А касаемо вопроса твоего, то сегодня к ночи в лес пойдем. Есть там место одно, заговоренное, сто лет его блюду. Там тебя учить начну. Чтобы превращаться по своей воле могла, а не как придется.
– Бабуля,- снова прервала я прабабушку,- где-то слышала или читала, что оборотни в полнолуние зверем становятся и ничего соображают, пока вновь не станут человеком.
– Ерунда,- махнула бабушка рукой,- вранье все это. Слышали звон, а не знают где он.
Наш разговор прервало недовольное гавканье Шарика.
– Ну, кому я понадобилась?- проворчала бабушка и выглянула в окно.
– Настасья идет, Федорова,- сообщила она, встав из-за стола,- надо встретить, Шарик ее не любит, будет с цепи рваться.
Она ушла на улицу, откуда раздалось громкий лай собаки и женские вопли.
Спустя пару минут, в дом зашла толстая женщина в ситцевом халате и кирзовых сапогах.
Увидев меня, она радостно воскликнула:
– Ой, Никаноровна, у тебя гостья городская объявилась. Здравствуй, Леночка, что решила бабушку на каникулах навестить?
Я встала и вежливо поздоровалась.
– Смотри, воспитанная какая,- восхитилась та,- мои то обормоты, не то, что не встанут, головы не поднимут.

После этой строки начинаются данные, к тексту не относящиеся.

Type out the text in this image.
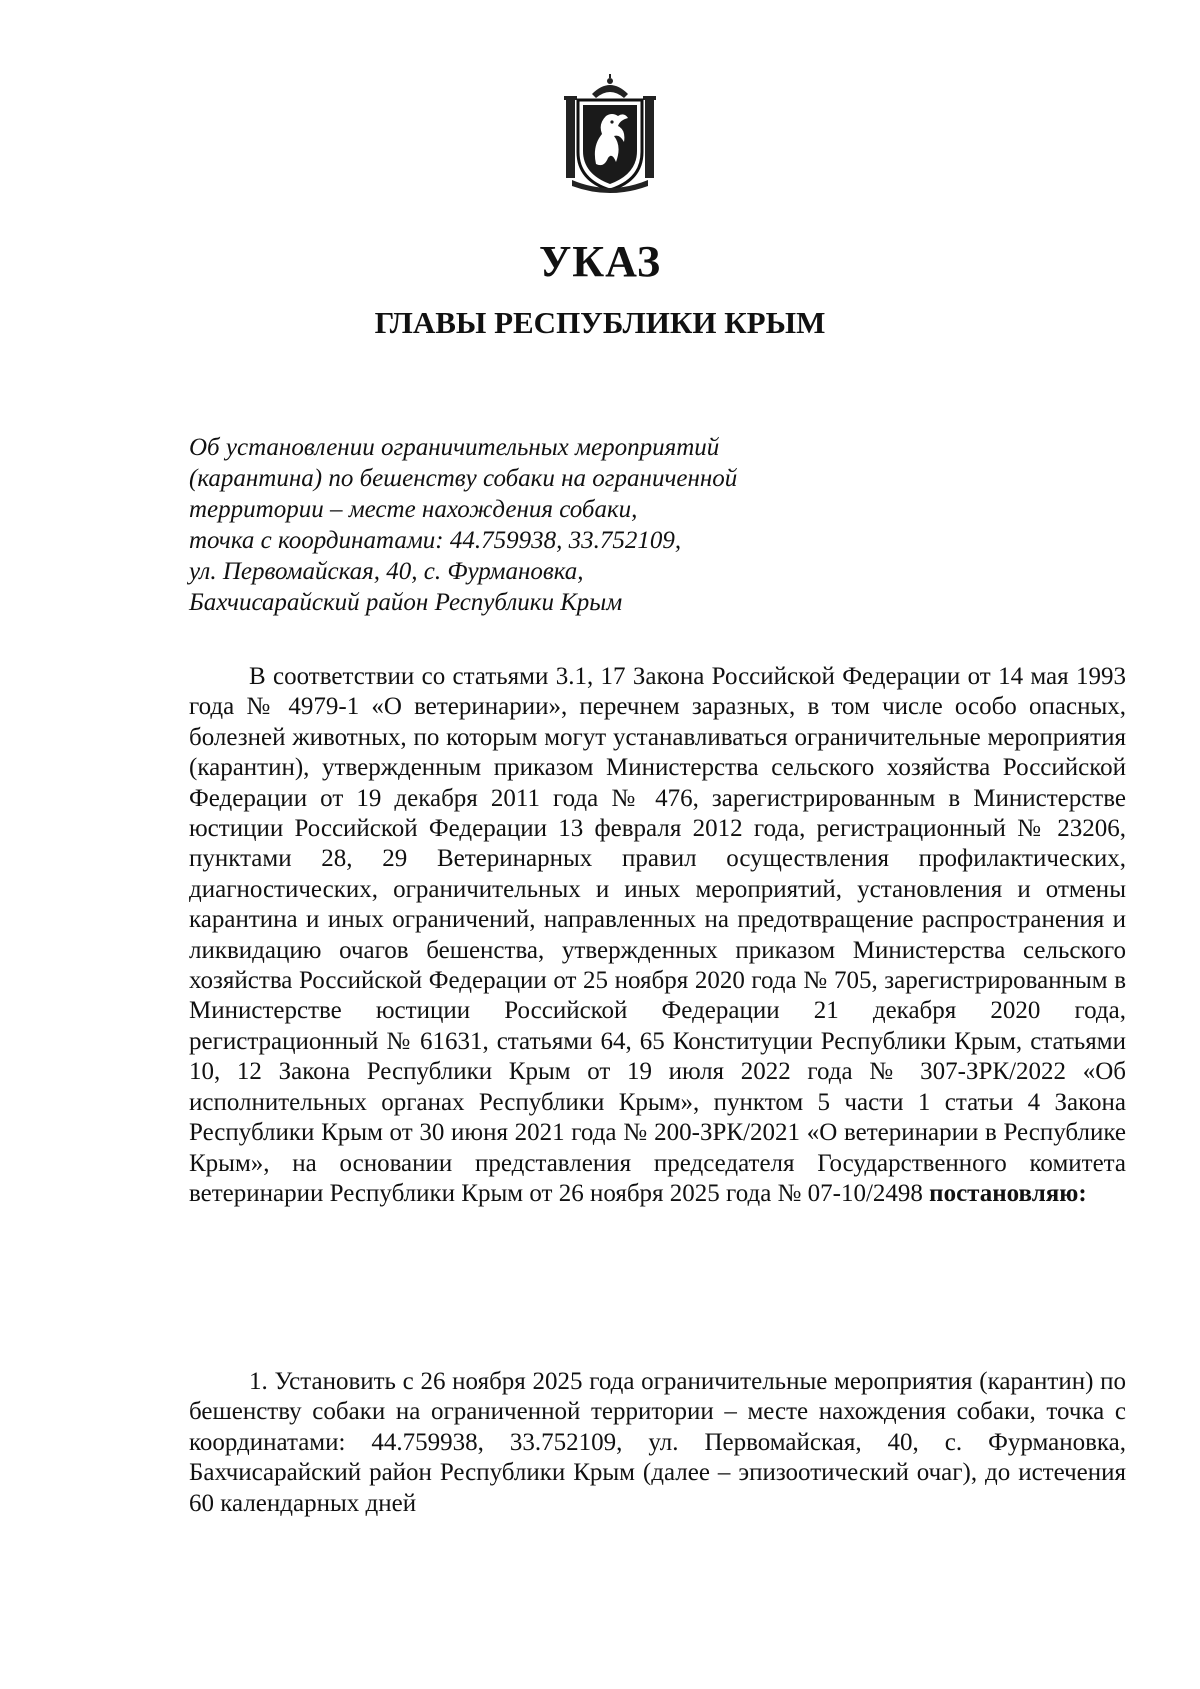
УКАЗ
ГЛАВЫ РЕСПУБЛИКИ КРЫМ
Об установлении ограничительных мероприятий
(карантина) по бешенству собаки на ограниченной
территории – месте нахождения собаки,
точка с координатами: 44.759938, 33.752109,
ул. Первомайская, 40, с. Фурмановка,
Бахчисарайский район Республики Крым

В соответствии со статьями 3.1, 17 Закона Российской Федерации от 14 мая 1993 года № 4979-1 «О ветеринарии», перечнем заразных, в том числе особо опасных, болезней животных, по которым могут устанавливаться ограничительные мероприятия (карантин), утвержденным приказом Министерства сельского хозяйства Российской Федерации от 19 декабря 2011 года № 476, зарегистрированным в Министерстве юстиции Российской Федерации 13 февраля 2012 года, регистрационный № 23206, пунктами 28, 29 Ветеринарных правил осуществления профилактических, диагностических, ограничительных и иных мероприятий, установления и отмены карантина и иных ограничений, направленных на предотвращение распространения и ликвидацию очагов бешенства, утвержденных приказом Министерства сельского хозяйства Российской Федерации от 25 ноября 2020 года № 705, зарегистрированным в Министерстве юстиции Российской Федерации 21 декабря 2020 года, регистрационный № 61631, статьями 64, 65 Конституции Республики Крым, статьями 10, 12 Закона Республики Крым от 19 июля 2022 года № 307-ЗРК/2022 «Об исполнительных органах Республики Крым», пунктом 5 части 1 статьи 4 Закона Республики Крым от 30 июня 2021 года № 200-ЗРК/2021 «О ветеринарии в Республике Крым», на основании представления председателя Государственного комитета ветеринарии Республики Крым от 26 ноября 2025 года № 07-10/2498 постановляю:

1. Установить с 26 ноября 2025 года ограничительные мероприятия (карантин) по бешенству собаки на ограниченной территории – месте нахождения собаки, точка с координатами: 44.759938, 33.752109, ул. Первомайская, 40, с. Фурмановка, Бахчисарайский район Республики Крым (далее – эпизоотический очаг), до истечения 60 календарных дней
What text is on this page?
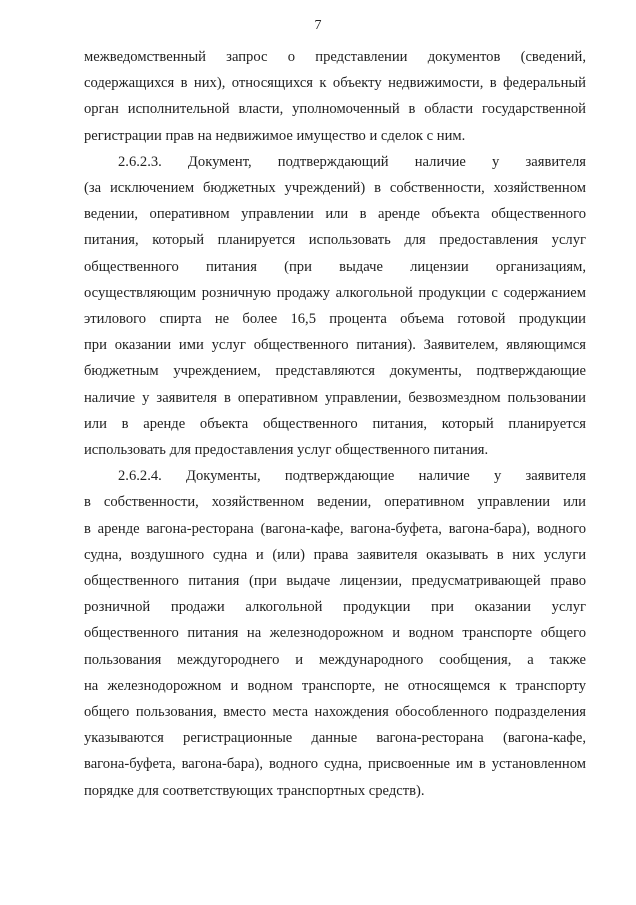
7

межведомственный запрос о представлении документов (сведений,
содержащихся в них), относящихся к объекту недвижимости, в федеральный
орган исполнительной власти, уполномоченный в области государственной
регистрации прав на недвижимое имущество и сделок с ним.

2.6.2.3. Документ, подтверждающий наличие у заявителя
(за исключением бюджетных учреждений) в собственности, хозяйственном
ведении, оперативном управлении или в аренде объекта общественного
питания, который планируется использовать для предоставления услуг
общественного питания (при выдаче лицензии организациям,
осуществляющим розничную продажу алкогольной продукции с содержанием
этилового спирта не более 16,5 процента объема готовой продукции
при оказании ими услуг общественного питания). Заявителем, являющимся
бюджетным учреждением, представляются документы, подтверждающие
наличие у заявителя в оперативном управлении, безвозмездном пользовании
или в аренде объекта общественного питания, который планируется
использовать для предоставления услуг общественного питания.

2.6.2.4. Документы, подтверждающие наличие у заявителя
в собственности, хозяйственном ведении, оперативном управлении или
в аренде вагона-ресторана (вагона-кафе, вагона-буфета, вагона-бара), водного
судна, воздушного судна и (или) права заявителя оказывать в них услуги
общественного питания (при выдаче лицензии, предусматривающей право
розничной продажи алкогольной продукции при оказании услуг
общественного питания на железнодорожном и водном транспорте общего
пользования междугороднего и международного сообщения, а также
на железнодорожном и водном транспорте, не относящемся к транспорту
общего пользования, вместо места нахождения обособленного подразделения
указываются регистрационные данные вагона-ресторана (вагона-кафе,
вагона-буфета, вагона-бара), водного судна, присвоенные им в установленном
порядке для соответствующих транспортных средств).
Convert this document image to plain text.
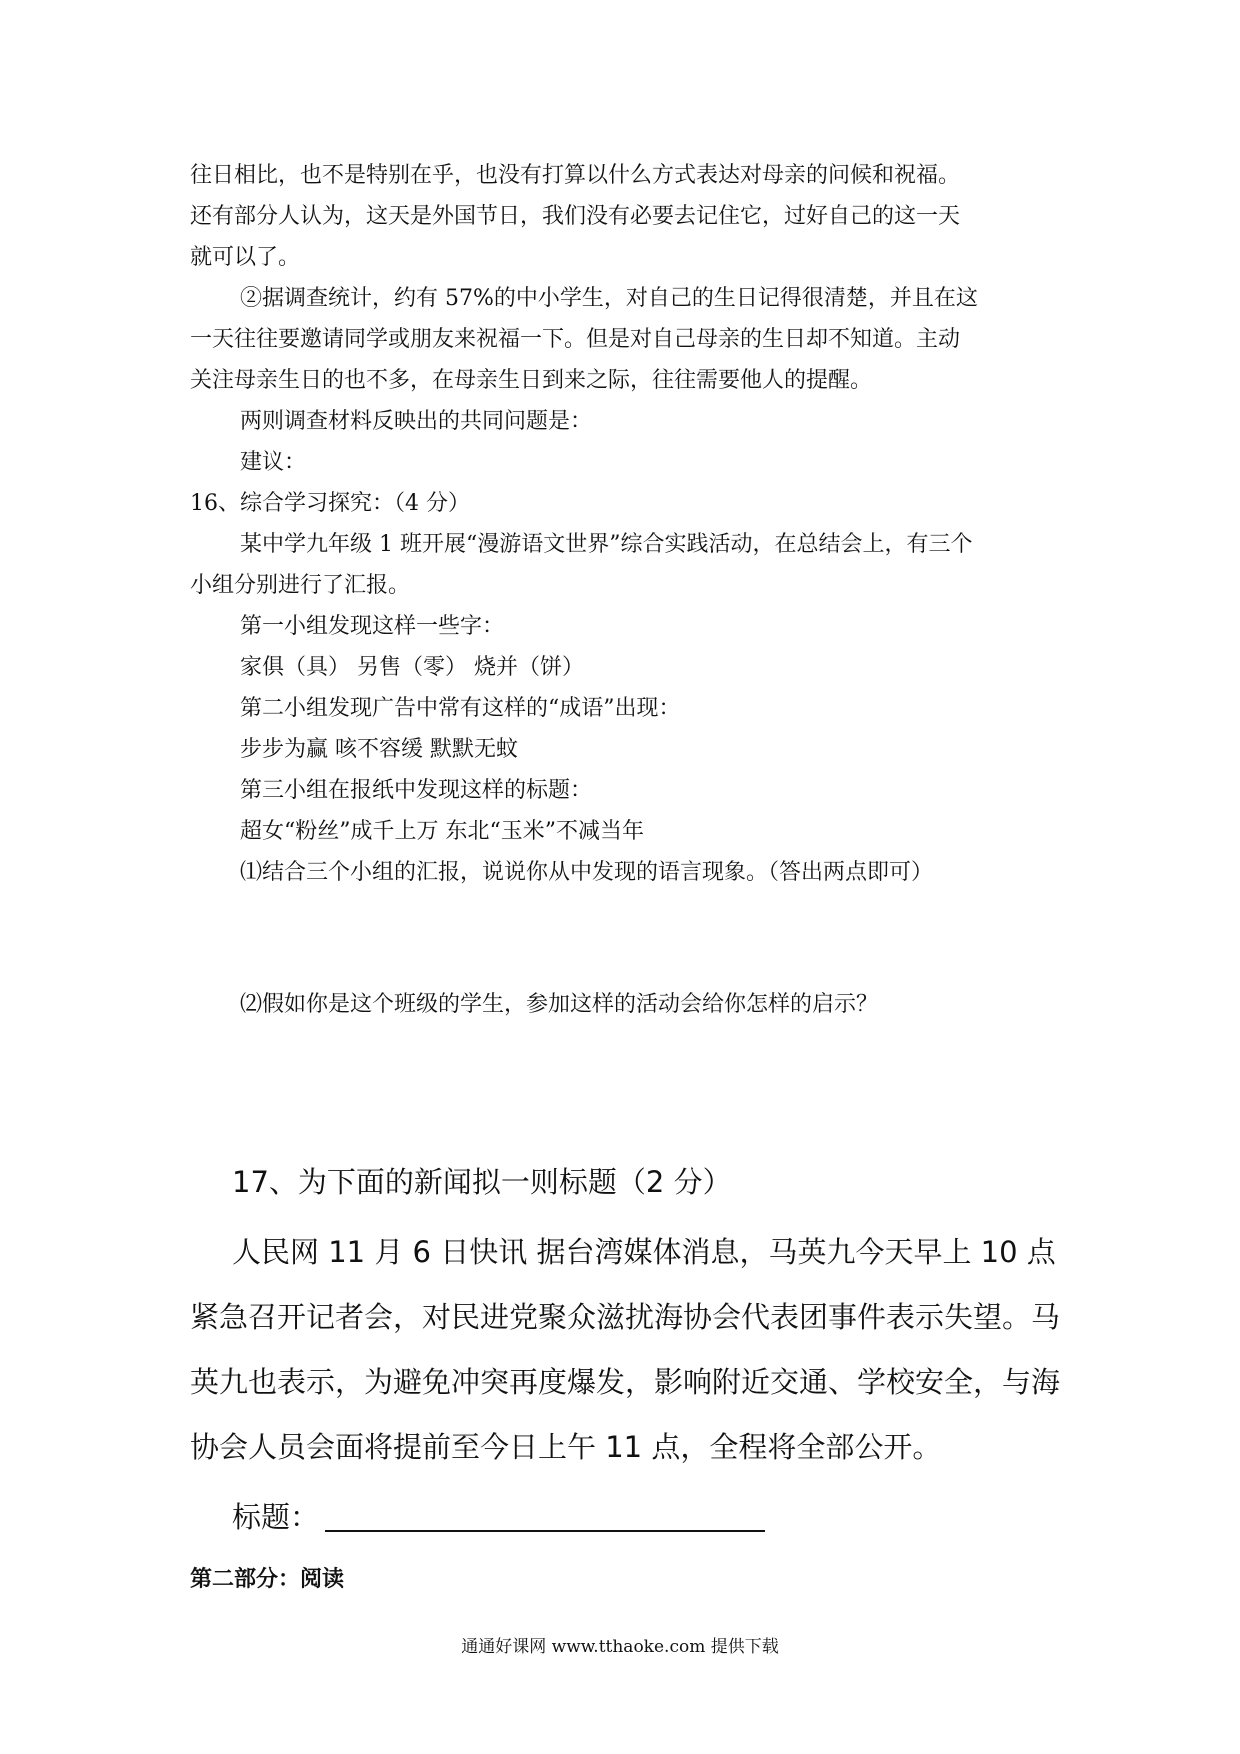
往日相比，也不是特别在乎，也没有打算以什么方式表达对母亲的问候和祝福。
还有部分人认为，这天是外国节日，我们没有必要去记住它，过好自己的这一天
就可以了。
②据调查统计，约有 57%的中小学生，对自己的生日记得很清楚，并且在这
一天往往要邀请同学或朋友来祝福一下。但是对自己母亲的生日却不知道。主动
关注母亲生日的也不多，在母亲生日到来之际，往往需要他人的提醒。
两则调查材料反映出的共同问题是：
建议：
16、综合学习探究：（4 分）
某中学九年级 1 班开展“漫游语文世界”综合实践活动，在总结会上，有三个
小组分别进行了汇报。
第一小组发现这样一些字：
家俱（具） 另售（零） 烧并（饼）
第二小组发现广告中常有这样的“成语”出现：
步步为赢 咳不容缓 默默无蚊
第三小组在报纸中发现这样的标题：
超女“粉丝”成千上万 东北“玉米”不减当年
⑴结合三个小组的汇报，说说你从中发现的语言现象。（答出两点即可）
⑵假如你是这个班级的学生，参加这样的活动会给你怎样的启示？
17、为下面的新闻拟一则标题（2 分）
人民网 11 月 6 日快讯 据台湾媒体消息，马英九今天早上 10 点
紧急召开记者会，对民进党聚众滋扰海协会代表团事件表示失望。马
英九也表示，为避免冲突再度爆发，影响附近交通、学校安全，与海
协会人员会面将提前至今日上午 11 点，全程将全部公开。
标题：
第二部分：阅读
通通好课网 www.tthaoke.com 提供下载
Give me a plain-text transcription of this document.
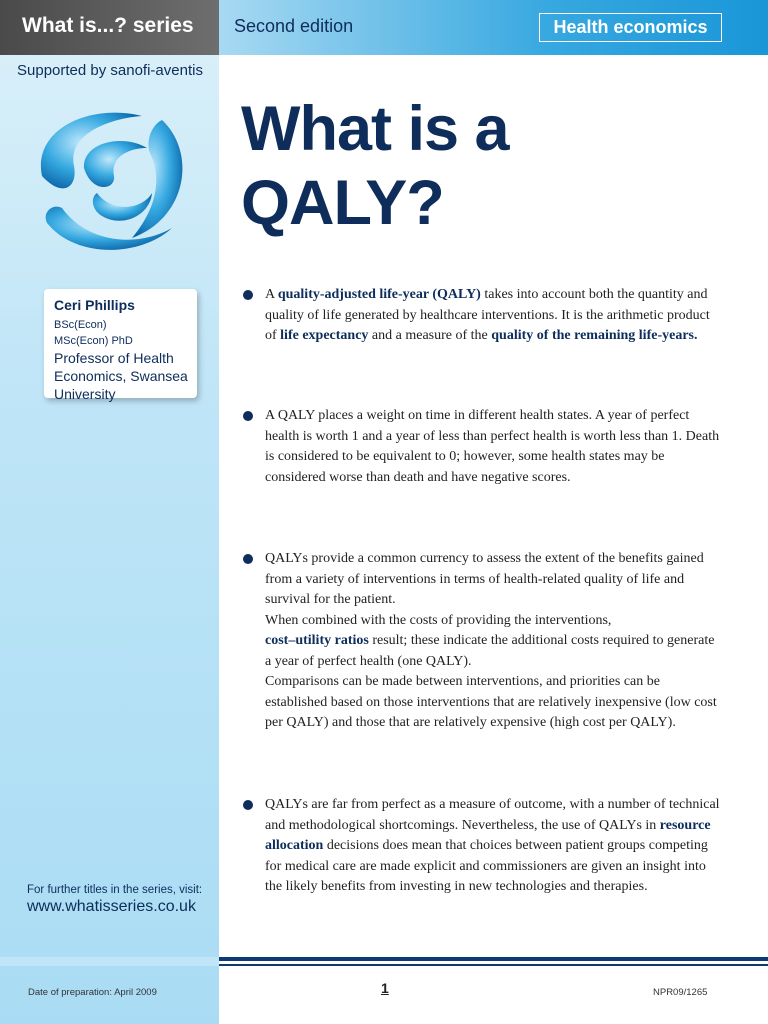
What is...? series Second edition	Health economics
Supported by sanofi-aventis
Ceri Phillips BSc(Econ)
MSc(Econ) PhD
Professor of Health Economics, Swansea University
For further titles in the series, visit:
www.whatisseries.co.uk
What is a
QALY?
A quality-adjusted life-year (QALY) takes into account both the quantity and quality of life generated by healthcare interventions. It is the arithmetic product of life expectancy and a measure of the quality of the remaining life-years.
A QALY places a weight on time in different health states. A year of perfect health is worth 1 and a year of less than perfect health is worth less than 1. Death is considered to be equivalent to 0; however, some health states may be considered worse than death and have negative scores.
QALYs provide a common currency to assess the extent of the benefits gained from a variety of interventions in terms of health-related quality of life and survival for the patient.
When combined with the costs of providing the interventions,
cost–utility ratios result; these indicate the additional costs required to generate a year of perfect health (one QALY).
Comparisons can be made between interventions, and priorities can be established based on those interventions that are relatively inexpensive (low cost per QALY) and those that are relatively expensive (high cost per QALY).
QALYs are far from perfect as a measure of outcome, with a number of technical and methodological shortcomings. Nevertheless, the use of QALYs in resource allocation decisions does mean that choices between patient groups competing for medical care are made explicit and commissioners are given an insight into the likely benefits from investing in new technologies and therapies.
Date of preparation: April 2009	1	NPR09/1265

– Пороть их тебе надобно, Настасья,- посоветовала прабабушка, - сразу шелковыми будут.
– Ох, твои слова да богу в уши,- отмахнулась женщина,- да все без толку, луплю, как сидоровых коз, а ничего не помогает. Аглая Никаноровна, послушай, пришла с просьбишкой малой, не обессудь, помоги если сможешь.
Сказав это, Настасья выразительно показала глазами в мою сторону.
– Лена, сходи-ка, прогуляйся,- сказала бабуля,- можешь на озеро сходить, только не перекупайся до трясухи, как в прошлом году.
Я быстро надела купальник, накинула легкое платье и босиком отправилась в сторону озера. Как всегда первые шаги по песчаной тропинке были немного болезненными, поэтому я ступала с осторожностью, однако у самой калитки попала ногами в крапиву и, зашипев от прикосновения обжигающих листьев, зашагала дальше. Зато, когда вышла на берег озера, пятки уже не чувствовали мелких неровностей и камешков.